The proposal by Democratic Sen. Troy Carter would have set Louisiana’s minimum wage at $9 per hour, up from the $7.25-per-hour federal level.
“This is the most basic ask. We give tax breaks to people who collect antique airplanes ... but we can’t give the people of Louisiana a living wage. Shame on us if we continue to let this be our legacy,” Carter said.
But then he declared: “We are woefully short. We do not have the votes.”
Carter proposed to let voters decide the wage hike’s fate through a constitutional amendment, but that would take two-thirds backing from the House and Senate, too high a hurdle for him to reach. The House labor committee already has killed a separate bill that would have given municipalities the authority to set their own minimum wage rates.
Carter didn’t shelve his proposal Tuesday until he and other Democrats lamented that their colleagues in the majority-Republican chamber wouldn’t support the wage hike. They told stories about men and women working multiple minimum wage jobs, still struggling to feed their families.
“There are people who are trying their hardest to make ends meet. They’re not standing in line waiting for a welfare check,” said Sen. Gerald Boudreaux, a Democrat from Lafayette. “What do we tell our people?”
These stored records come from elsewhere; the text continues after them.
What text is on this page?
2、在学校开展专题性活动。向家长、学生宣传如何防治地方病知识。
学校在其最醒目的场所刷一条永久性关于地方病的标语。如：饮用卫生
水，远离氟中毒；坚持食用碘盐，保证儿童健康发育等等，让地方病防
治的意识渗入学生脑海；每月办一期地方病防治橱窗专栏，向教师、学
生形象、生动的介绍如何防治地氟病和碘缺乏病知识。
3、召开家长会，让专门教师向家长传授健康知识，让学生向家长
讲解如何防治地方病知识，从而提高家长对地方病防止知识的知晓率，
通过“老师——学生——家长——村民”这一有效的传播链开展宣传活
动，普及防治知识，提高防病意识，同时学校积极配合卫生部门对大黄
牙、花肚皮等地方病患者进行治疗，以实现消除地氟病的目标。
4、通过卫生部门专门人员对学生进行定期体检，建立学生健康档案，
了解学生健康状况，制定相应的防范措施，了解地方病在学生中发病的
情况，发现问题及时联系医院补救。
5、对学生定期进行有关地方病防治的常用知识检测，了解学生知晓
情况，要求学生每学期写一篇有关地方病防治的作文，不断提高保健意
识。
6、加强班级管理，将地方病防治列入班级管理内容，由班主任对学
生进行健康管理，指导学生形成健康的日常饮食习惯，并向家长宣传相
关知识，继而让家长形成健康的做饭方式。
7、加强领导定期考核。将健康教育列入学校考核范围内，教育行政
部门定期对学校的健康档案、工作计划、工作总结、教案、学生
Backers of the bill pointed to 29 other states that set a minimum wage higher than the federal rate, such as Arkansas, which passed an $11-an-hour minimum wage ballot initiative. They noted public opinion polls show a minimum wage increase is popular in Louisiana.
No one spoke against the measure on the Senate floor Tuesday. But business groups, including the National Federation of Independent Business and the Louisiana Association of Business and Industry, opposed the increase as an improper intrusion into the free market and companies’ decision-making.
During committee debate, business lobbyists said Louisiana’s economy lags the nation in growth and employment levels, and forced wage increases would exacerbate job losses. They said that while Arkansas raised its minimum wage, Louisiana’s neighboring states of Texas and Mississippi haven’t raised their minimum wages beyond the $7.25 federal level.
The Louisiana Budget Project, a left-leaning group that advocates for low- to moderate-income families, said more than one in 10 workers in the state, 215,000 people, would have received a pay raise under Carter’s proposal.